Gallo discusses former school


Mrs. Stacie Gallo reviews an assignment with junior Dominic Patania.

by James Boisits, Staff Writer

Imagine going to work every day not knowing if you are going to be safe: a job teaching young minds, but at the risk of your own physical health.

Special Education teacher Stacie Gallo lived this life from 1992 to 1999.

After leaving Montclair State University, Gallo pursued teaching. “Coming out of Montclair State, I knew that I liked working with kids,” she said.

Gallo seized an opportunity to teach at the Child Development Center in Bloomfield. The school was for emotionally disturbed and autistic children from ages 5 to 21.

“Working there was difficult because the kids’ lives were difficult and my personality is that no kid should suffer,” Gallo said.

Many of the underprivileged children at this school didn’t have enough food or clothing to last over the weekends.  For these children, school was the safest place for them to be. Gallo took it upon herself to prepare food for them and bring them coats.

“I would make them peanut butter sandwiches so they can eat them on the weekends because some kids didn’t eat on the weekends,” Gallo said.

During her time in the school, Gallo tried to do whatever she could to make the kids’ lives more comfortable. One of her proudest accomplishments was teaching a 14-year-old how to read.

“That was awesome and very uplifting,” Gallo said.

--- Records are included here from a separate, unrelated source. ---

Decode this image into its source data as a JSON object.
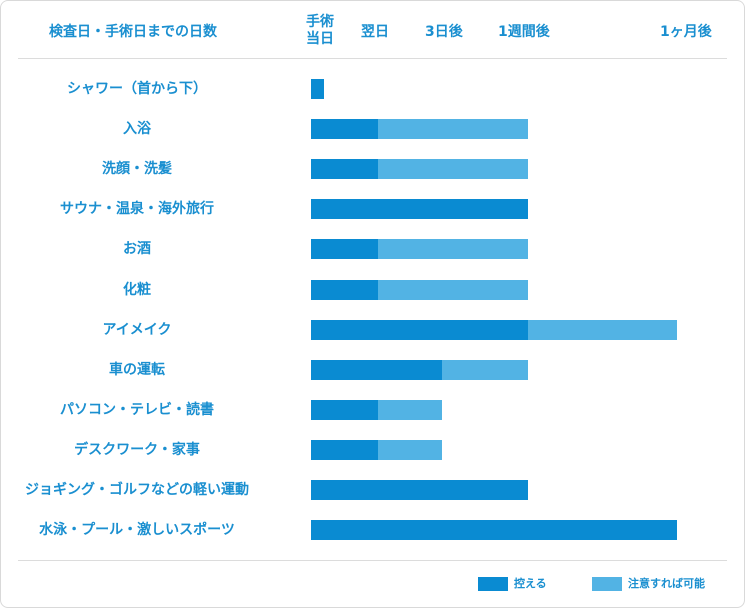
{
  "chart_data": {
    "type": "bar",
    "orientation": "horizontal",
    "stacked": true,
    "title": "検査日・手術日までの日数",
    "x_ticks": [
      {
        "label": "手術\n当日",
        "value": 0
      },
      {
        "label": "翌日",
        "value": 1
      },
      {
        "label": "3日後",
        "value": 3
      },
      {
        "label": "1週間後",
        "value": 7
      },
      {
        "label": "1ヶ月後",
        "value": 30
      }
    ],
    "categories": [
      "シャワー（首から下）",
      "入浴",
      "洗顔・洗髪",
      "サウナ・温泉・海外旅行",
      "お酒",
      "化粧",
      "アイメイク",
      "車の運転",
      "パソコン・テレビ・読書",
      "デスクワーク・家事",
      "ジョギング・ゴルフなどの軽い運動",
      "水泳・プール・激しいスポーツ"
    ],
    "series": [
      {
        "name": "控える",
        "color": "#0a8bd2",
        "end_values": [
          0.2,
          1,
          1,
          7,
          1,
          1,
          7,
          3,
          1,
          1,
          7,
          30
        ]
      },
      {
        "name": "注意すれば可能",
        "color": "#52b3e4",
        "end_values": [
          0.2,
          7,
          7,
          7,
          7,
          7,
          30,
          7,
          3,
          3,
          7,
          30
        ]
      }
    ],
    "legend": "bottom-right",
    "grid": false
  }
}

However, her time at the center eventually came to an end due to an injury.

At the school, the teachers were instructed to restrain any fights that broke out. Gallo had to restrain a fight involving a new student.

While restraining the fight, the student, who was bigger than Gallo, pushed her into a door. This injured Gallo’s neck and back.

This ultimately led to Gallo leaving the school.

Gallo now works as a special education teacher here at Glen Rock High School. When she first arrived here it was a wake up call in the new environment she was in.

“It was strange because I was just originally dealing with kids who didn’t have enough resources, and now I was hearing kids complain about their credit cards,” she said. “I grew up in Bergen County so now it was coming back to me.”

Gallo looks back on her time at the Child Development Center as a huge learning experience.

Gallo today seems to be an energetic teacher with a big personality, but that was not who she originally was.

“Growing up I was really shy and got bullied a lot, and working at this school changed my personality a whole lot,” Gallo said.

Gallo is to this day not allowed to communicate with the students she worked with previously. This is because of an incident where a student tried to hunt down and kill one of the teachers.

Eighteen years later Gallo looks back on this experience as one that changed her life.

“Without a doubt it shaped me into what I am today and I would never be that person if I didn’t go there,” she said.

While Gallo thinks that she would never go back there again, she still views it positively in her life.

To Gallo, the Child Development Center in Bloomfield and Glen Rock High School have virtually nothing in common.

“The environment is very different as the kids have different problems and that life is more difficult in certain areas. Glen Rock luckily is an upper middle class town,” she said.